[FFmpeg-user] ffprobe bug in 'interlaced_frame'?

Mark Filipak markfilipak.windows+ffmpeg at gmail.com
Mon Jan 27 06:07:16 EET 2020

On 01/26/2020 09:02 PM, Carl Eugen Hoyos wrote:
> Am Mo., 27. Jan. 2020 um 02:42 Uhr schrieb Mark Filipak
> <markfilipak.windows+ffmpeg at gmail.com>:
>> What I'd prefer is to encode the NTSC TV sections as 30i and encode
>> the movie clips as 24p.
> Isn't that what happens if you do the following?
> $ ffmpeg -i input out.mkv
> (You may need to enable interlaced encoding, x264 is smart enough
> to only use it for frames that need it)

I'm using HandBrake. I assume that HandBrake uses ffmpeg libs. The 
HandBrake team gave me the impression that making progressive frames, 
only, was an ffmpeg requirement.

> Or is your problem that the input is cfr and hard-telecined? Maybe
> fieldmatch and mpdecimate help (I have never tried but you can
> force mpdecimate to only throw away identical frames). But note that
> mpdecimate is not supposed to reduce output file size for a modern
> codec if you only throw away identical frames, so if your issue is
> really file size, it shouldn't matter.

I'm not using ffmpeg directly. Should I be using ffmpeg directly?

I submitted a feature request that HandBrake list, in the log file it 
creates during a transcode, the ffmpeg parameters it used, but the 
HandBrake team refused the feature request.

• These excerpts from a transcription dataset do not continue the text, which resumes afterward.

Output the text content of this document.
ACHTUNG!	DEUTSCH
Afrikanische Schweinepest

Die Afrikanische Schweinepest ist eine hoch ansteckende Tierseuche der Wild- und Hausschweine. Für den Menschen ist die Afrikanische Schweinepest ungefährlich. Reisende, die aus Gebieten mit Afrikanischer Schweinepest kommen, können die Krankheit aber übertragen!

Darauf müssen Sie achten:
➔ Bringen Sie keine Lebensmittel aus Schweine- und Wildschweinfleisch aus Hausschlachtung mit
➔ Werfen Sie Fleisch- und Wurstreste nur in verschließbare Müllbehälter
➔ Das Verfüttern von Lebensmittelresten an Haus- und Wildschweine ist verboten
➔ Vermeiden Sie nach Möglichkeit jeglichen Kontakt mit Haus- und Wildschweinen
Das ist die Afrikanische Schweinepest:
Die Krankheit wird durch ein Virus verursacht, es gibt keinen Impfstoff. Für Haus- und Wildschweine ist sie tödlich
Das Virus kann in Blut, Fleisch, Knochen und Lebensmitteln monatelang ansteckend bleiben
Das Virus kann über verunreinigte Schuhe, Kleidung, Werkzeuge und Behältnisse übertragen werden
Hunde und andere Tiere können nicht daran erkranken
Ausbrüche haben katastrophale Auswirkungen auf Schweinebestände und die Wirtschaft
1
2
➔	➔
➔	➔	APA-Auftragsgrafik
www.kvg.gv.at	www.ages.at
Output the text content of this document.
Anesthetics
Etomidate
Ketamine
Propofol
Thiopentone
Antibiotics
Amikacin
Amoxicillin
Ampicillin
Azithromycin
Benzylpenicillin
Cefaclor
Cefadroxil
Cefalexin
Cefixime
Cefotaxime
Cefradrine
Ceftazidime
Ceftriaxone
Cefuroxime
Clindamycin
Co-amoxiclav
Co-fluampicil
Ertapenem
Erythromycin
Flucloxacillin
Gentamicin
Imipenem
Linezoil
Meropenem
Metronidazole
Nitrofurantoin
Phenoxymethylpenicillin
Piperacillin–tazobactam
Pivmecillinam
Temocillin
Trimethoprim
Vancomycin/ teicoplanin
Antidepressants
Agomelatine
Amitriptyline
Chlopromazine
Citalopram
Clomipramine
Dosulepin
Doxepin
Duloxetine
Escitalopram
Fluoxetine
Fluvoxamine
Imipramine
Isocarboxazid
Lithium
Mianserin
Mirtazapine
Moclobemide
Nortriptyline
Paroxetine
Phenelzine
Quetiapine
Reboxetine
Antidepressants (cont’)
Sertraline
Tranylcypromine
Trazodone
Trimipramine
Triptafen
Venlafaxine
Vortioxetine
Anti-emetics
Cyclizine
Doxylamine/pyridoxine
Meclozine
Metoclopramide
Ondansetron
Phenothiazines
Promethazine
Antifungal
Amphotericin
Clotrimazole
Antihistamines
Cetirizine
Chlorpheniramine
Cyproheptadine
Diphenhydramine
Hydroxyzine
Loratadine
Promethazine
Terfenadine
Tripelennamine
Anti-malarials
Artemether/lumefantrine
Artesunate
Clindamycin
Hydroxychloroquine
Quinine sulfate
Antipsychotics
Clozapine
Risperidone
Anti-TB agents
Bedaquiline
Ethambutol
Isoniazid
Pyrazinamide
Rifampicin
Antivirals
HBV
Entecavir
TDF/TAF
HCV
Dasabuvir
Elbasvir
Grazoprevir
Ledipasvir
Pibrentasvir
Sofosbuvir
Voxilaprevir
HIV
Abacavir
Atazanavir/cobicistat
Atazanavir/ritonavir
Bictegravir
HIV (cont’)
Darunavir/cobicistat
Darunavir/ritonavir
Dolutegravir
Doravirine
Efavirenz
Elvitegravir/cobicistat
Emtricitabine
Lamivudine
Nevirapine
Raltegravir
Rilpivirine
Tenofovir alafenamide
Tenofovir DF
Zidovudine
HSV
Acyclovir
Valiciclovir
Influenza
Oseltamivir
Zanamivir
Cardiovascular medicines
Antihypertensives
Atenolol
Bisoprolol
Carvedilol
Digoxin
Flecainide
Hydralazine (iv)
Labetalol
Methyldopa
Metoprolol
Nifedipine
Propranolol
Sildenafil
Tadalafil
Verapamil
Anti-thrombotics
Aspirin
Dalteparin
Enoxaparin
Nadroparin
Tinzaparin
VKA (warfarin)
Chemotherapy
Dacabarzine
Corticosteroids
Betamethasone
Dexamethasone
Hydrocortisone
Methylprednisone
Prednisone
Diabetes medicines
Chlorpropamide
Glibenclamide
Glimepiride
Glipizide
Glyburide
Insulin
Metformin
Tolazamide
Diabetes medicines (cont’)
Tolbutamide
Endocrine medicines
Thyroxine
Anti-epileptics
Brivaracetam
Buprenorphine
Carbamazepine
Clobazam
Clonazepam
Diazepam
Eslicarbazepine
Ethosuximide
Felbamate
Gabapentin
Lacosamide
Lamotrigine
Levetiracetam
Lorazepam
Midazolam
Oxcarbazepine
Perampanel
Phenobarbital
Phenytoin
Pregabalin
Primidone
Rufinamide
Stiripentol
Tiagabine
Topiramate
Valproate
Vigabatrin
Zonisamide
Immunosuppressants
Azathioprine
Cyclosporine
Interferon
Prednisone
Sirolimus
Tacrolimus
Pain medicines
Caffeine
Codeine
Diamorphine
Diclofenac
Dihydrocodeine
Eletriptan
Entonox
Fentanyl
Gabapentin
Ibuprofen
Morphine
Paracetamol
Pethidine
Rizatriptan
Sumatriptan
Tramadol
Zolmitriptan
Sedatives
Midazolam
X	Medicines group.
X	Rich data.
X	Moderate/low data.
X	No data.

HandBrake allows user parameters to be added as text, via a text box, 
but there's no documentation regarding what those user parameters might be.

>> I think it's possible to mix those two [30i & 24p] as separate GOPs, but I must
>> confess that I'm not sure.
> I don't think this is necessary.

So, ffmpeg's encoder is smart enough to detect the difference, eh? Wow.

>> Right now, if I detelecine both sections, of course I get extreme
> You cannot detelecine the "TV sections"...

That's exactly what HandBrake does (and it looks awful of course). The 
HandBrake team explains that HandBrake simply takes the decoder's 
progressive output (which is why I have to transcode to 60p). I could 
simply decomb the 30p pictures, but I can plainly see the difference 
between that and the 60p line-doubled version, and I much prefer the 60p 
version. In fact, the 60p version is often smoother -- better motion 
objects -- than the source. I originally asserted that no transcode 
could be better than the source, but I was wrong. I was wrong because I 
didn't consider motion objects. I can see the difference between 30i 
versus 30p that's been decombed versus 30i that's been detelecined to 
24p. The differences are subtle, but seeing them came as a revelation.

>> combing in the NTSC TV sections, and if I hard telecine both sections, I
>> get judder in the movie clips.
> This is difficult to understand because you (again) change the subject
> here (first from soft-telecine that is not supported by FFmpeg to vfr
> encoding that is supported except for mov, now to combing artefacts).

All 3 approaches are interrelated, are they not? When some sections of a 
video are 60 fields/sec and others are 24p that is soft-telecined to 
30i, the various approaches (detelecine + decomb, versus hard telecine + 
decomb, versus line-doubling to 60p) are interrelated; there are 
tradeoffs for each approach.

You would not believe how long I worked on understanding this stuff 
before I realized that modern "NTSC" DVD movies are actually 24p with 
30i metadata (i.e., soft-telecined). Modern "NTSC" DVDs are marked "NTSC 
30i", but they aren't really 30i; they're closer to BDs and can be 
transcoded to 24p without adding any filters -- another revelation.

> The fact that an output file is larger than an input file is by itself
> not related to anything of the above: If you need best quality, it
> is actually expected.

Well, whenever I transcode from h262 source to h265 target I invariably 
get a reduction of almost 50%. So, why not go with h265? What modern 
player doesn't support h265? Right now my media server is filled with 
ISOs. I want to replace all of them with MKVs.
Why not use an h265 encoder? <-- this is a serious question.

> If you want the "best" output file, you should not re-encode if
> output file size matters (it sadly always does, even for archivists).

I tried using MKVToolNix to simply repackage h262 as an MKV without 
transcoding. The result was fine, but transcoding to h265 was better, 
especially at 60p.

> Did you tell the encoder that parts of your video are interlaced?

In HandBrake, I always have deinterlace enabled. There appears to be no 
penalty for having it enabled, even when it's not needed.

Thanks for your help, Carl. I'm trying hard to understand every word you 
write. Even when you say that something doesn't matter, even though you 
don't recognize that you're giving me valuable clues, that's what you're 
doing. I hope that has meaning to you. Thank you.